Small business owners weigh in on Issue 1

Columbus, Ohio
August 2, 2023

Watch entire press conference video here

Small business owners weigh in on Issue 1

by: Natalie Fahmy

COLUMBUS, Ohio (WCMH) — We are just under a week away from Election Day in the state’s single-issue special election, and small business owners are weighing in on the issue.

On Aug. 8, Ohioans will decider whether to pass Issue 1, a proposed constitutional amendment that would increase the threshold to pass future constitutional amendments from a simple majority to 60%.

“Unfair, undemocratic and unnecessary” is how small business owner Sean Logan, who owns Sean Logan and Associates, describes the issue.

Logan joined other small business owners from across the state at the Ohio Statehouse Wednesday morning to voice their opposition to Issue 1. While dozens of small business owners have joined the opposition, not all agree that Issue 1 would be a detriment.

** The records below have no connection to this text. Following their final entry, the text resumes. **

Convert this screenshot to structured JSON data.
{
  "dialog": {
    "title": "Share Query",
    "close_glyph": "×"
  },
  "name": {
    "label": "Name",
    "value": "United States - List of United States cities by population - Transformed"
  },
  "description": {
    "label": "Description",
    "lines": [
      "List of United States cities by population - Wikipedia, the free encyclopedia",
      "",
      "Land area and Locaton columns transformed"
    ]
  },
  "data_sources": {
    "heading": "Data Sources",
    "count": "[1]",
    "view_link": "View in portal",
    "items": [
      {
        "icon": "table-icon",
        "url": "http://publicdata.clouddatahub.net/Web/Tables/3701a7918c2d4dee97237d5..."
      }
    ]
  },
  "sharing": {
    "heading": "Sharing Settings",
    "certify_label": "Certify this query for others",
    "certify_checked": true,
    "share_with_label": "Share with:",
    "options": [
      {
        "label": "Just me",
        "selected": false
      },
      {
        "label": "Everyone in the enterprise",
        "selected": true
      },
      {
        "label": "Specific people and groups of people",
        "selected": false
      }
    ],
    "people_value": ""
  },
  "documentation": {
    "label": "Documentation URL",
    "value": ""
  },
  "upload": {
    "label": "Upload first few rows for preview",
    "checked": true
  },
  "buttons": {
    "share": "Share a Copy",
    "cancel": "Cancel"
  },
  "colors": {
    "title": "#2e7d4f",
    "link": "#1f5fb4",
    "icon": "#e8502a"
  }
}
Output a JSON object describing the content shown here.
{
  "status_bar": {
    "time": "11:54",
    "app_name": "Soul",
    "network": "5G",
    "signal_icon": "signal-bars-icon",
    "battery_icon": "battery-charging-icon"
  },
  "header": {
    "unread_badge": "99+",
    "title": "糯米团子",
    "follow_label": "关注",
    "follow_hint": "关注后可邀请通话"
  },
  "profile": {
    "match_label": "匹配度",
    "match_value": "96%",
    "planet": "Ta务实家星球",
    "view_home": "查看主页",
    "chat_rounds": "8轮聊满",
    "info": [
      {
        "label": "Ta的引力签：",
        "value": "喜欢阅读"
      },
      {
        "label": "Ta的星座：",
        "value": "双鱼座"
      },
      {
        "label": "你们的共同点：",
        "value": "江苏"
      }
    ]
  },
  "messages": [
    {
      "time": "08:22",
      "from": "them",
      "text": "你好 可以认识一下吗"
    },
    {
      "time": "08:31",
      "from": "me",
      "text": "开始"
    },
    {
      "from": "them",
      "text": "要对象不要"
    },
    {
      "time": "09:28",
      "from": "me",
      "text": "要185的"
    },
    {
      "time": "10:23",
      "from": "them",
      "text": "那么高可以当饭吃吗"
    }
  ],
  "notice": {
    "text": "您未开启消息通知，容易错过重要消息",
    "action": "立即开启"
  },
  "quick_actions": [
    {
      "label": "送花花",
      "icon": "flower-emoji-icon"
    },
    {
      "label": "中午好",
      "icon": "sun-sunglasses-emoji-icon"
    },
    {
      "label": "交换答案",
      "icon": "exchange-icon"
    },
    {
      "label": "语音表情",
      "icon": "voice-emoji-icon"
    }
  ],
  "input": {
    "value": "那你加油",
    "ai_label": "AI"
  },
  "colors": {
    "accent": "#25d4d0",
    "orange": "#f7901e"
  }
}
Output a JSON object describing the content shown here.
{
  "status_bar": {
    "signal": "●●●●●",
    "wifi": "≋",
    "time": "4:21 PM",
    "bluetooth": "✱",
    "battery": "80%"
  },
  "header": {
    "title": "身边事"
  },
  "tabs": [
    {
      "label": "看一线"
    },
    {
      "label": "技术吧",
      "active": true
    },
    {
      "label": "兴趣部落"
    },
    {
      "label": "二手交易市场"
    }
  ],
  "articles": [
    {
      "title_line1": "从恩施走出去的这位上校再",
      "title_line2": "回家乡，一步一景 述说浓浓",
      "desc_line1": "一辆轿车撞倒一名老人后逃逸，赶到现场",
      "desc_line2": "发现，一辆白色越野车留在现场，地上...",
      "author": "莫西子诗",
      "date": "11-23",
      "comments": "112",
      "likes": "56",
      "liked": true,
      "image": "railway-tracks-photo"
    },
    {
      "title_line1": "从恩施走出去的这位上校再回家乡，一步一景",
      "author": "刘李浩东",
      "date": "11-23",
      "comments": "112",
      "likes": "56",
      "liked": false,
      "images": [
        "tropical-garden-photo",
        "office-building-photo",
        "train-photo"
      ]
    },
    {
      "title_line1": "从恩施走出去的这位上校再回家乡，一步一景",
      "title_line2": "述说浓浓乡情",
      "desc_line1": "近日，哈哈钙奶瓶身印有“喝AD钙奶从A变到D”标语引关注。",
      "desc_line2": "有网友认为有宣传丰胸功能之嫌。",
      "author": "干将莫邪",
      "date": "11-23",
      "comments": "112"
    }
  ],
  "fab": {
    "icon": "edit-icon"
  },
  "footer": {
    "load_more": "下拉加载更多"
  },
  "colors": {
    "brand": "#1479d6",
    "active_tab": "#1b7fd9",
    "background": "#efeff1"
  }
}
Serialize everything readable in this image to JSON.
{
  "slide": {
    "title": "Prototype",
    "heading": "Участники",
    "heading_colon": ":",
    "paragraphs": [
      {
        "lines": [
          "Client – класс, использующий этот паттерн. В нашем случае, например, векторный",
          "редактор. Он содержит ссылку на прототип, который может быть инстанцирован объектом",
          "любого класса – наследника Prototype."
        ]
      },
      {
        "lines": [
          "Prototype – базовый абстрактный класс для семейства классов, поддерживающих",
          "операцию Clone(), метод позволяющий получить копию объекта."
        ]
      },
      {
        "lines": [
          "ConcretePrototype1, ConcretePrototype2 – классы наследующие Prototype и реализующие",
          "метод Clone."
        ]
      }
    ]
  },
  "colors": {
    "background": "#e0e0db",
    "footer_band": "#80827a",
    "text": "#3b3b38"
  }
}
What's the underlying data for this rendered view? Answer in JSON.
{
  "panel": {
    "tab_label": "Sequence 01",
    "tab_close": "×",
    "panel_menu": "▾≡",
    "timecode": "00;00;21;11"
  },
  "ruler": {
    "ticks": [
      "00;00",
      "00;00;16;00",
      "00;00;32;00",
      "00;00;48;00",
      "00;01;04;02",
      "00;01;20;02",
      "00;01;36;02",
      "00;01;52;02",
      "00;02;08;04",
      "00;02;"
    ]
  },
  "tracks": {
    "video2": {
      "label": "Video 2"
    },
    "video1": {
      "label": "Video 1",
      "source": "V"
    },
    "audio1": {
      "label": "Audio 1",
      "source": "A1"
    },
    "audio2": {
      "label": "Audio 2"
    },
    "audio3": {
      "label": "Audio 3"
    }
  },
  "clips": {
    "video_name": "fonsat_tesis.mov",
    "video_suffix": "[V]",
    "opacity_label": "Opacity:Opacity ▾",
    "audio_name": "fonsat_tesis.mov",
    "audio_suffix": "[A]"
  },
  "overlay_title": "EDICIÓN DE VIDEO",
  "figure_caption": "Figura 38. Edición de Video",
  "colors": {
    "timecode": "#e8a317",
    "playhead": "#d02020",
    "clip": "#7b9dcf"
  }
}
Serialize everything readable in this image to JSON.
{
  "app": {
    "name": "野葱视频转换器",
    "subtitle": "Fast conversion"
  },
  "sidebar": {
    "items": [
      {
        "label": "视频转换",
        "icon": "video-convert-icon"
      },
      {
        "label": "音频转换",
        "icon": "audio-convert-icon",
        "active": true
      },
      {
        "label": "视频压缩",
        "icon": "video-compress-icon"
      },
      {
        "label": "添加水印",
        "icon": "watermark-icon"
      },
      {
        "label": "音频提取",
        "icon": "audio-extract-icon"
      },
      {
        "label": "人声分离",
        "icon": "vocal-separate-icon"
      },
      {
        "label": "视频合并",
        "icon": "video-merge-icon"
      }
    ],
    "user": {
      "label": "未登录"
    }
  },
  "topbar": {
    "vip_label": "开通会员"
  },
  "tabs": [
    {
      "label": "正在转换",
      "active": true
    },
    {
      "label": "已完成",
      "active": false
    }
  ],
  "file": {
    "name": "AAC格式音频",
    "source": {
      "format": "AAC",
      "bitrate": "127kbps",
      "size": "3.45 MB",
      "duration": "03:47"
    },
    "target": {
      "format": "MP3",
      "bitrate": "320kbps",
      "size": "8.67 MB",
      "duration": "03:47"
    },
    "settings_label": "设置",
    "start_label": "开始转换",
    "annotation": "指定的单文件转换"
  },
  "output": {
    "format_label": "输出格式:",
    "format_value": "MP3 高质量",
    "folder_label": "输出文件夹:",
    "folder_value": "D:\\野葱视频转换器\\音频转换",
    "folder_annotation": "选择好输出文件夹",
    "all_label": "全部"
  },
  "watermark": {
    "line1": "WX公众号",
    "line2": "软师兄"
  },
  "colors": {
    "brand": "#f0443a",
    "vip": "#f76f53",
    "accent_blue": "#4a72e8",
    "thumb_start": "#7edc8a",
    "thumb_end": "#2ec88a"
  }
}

“Every small business should vote ‘yes,’” said Mehek Cooke, a small business owner and Republican strategist. “It is so important.

Cooke said the small business community will be better heard if it takes a 60% vote to amend the state constitution.

“We will have a greater voice if we say ‘yes’ to Issue 1,” Cooke said. “We won’t be able to raise taxes on small business if we have that 60% threshold. This is so important, again, because we’re continuing to see outside interest groups come into our state and try to dictate changes.”

Both Cooke and the Ohio Chamber of Commerce support Issue 1.

But not every small business owner is aligned with them.

“I know that there’s plenty of Chamber of Commerce folks in my region that are opposed also to Issue 1, because they feel that it’s giving up more than what they’re going to gain,” Logan said.

Logan said while some reforms may be necessary, Issue 1 is not one of those reforms. He and some others worry that if it passes, state lawmakers will ignore their needs.

“They’re not going to be listening to the small business owners, they don’t need them anymore, they are going to be listening to the big due paying members, the ones the Ohio Chamber represents,” Frank Knapp, director of business for Democracy Campaign, said.

Mehek disagreed that the legislature would become negligent of business owners’ needs.

“When a bill is introduced, any interested party can come in and we can testify to make sure our voices are heard,” Cooke said. “The legislature does not work for big businesses; the legislature works for the people.”

The Ohio Chamber of Commerce declined a request for an interview and did not provide a statement.